- Directed by: Roger Watkins (as Richard Mahler)
- Written by: Roger Watkins (as Richard Mahler)
- Produced by: Roger Watkins (as Richard Mahler)
- Starring: Jamie Gillis; Kelly Nichols; Tiffany Clark; Tanya Lawson; Tish Ambrose; Alexis X;
- Cinematography: Larry Revene
- Edited by: Roger Watkins (as Richard Mahler)
- Music by: James Flamberg (as Andrew James)
- Release date: 1983;
- Running time: 75 minutes
- Country: United States
- Language: English

= Corruption (1983 film) =

Corruption is a 1983 American pornographic film written and directed by Roger Watkins under the pseudonym of Richard Mahler.
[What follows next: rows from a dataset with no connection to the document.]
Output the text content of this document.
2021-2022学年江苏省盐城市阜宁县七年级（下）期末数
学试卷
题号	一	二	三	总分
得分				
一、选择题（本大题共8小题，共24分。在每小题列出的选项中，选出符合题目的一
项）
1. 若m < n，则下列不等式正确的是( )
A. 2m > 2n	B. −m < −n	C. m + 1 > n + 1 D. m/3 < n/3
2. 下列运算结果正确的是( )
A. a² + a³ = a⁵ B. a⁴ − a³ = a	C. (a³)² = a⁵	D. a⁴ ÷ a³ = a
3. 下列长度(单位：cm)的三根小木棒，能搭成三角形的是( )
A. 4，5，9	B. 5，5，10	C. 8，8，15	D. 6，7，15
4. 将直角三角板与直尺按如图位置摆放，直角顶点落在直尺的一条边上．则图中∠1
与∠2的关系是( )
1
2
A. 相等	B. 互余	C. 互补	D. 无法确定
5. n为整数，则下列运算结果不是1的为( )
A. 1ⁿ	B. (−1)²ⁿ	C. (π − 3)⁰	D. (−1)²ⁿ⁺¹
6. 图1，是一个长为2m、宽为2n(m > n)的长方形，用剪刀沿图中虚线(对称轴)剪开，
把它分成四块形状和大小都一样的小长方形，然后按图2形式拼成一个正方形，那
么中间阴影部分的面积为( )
The film, a loose adaptation of Richard Wagner's Das Rheingold, is about a group of shady businessmen seeking a mysterious briefcase which offers its owner untold power, on the condition that the owner renounce love.

== Release ==
The film was released in a Blu-ray + DVD combo pack by Vinegar Syndrome in 2016, along with the inclusion of Last House on Dead End Street, Watkins' non-pornographic debut feature, as a hidden feature.

== Reception ==
The reception to the film has been mostly positive. Cinema Blue called the film a "thinking man's porn", stating that "This is something different: this may challenge and provoke you, but it won't bore you, that's for sure". Writing for Blu-ray.com, Brian Orndorf called the film "artfully made and slightly unnerving", and compared the film positively to the works of David Lynch.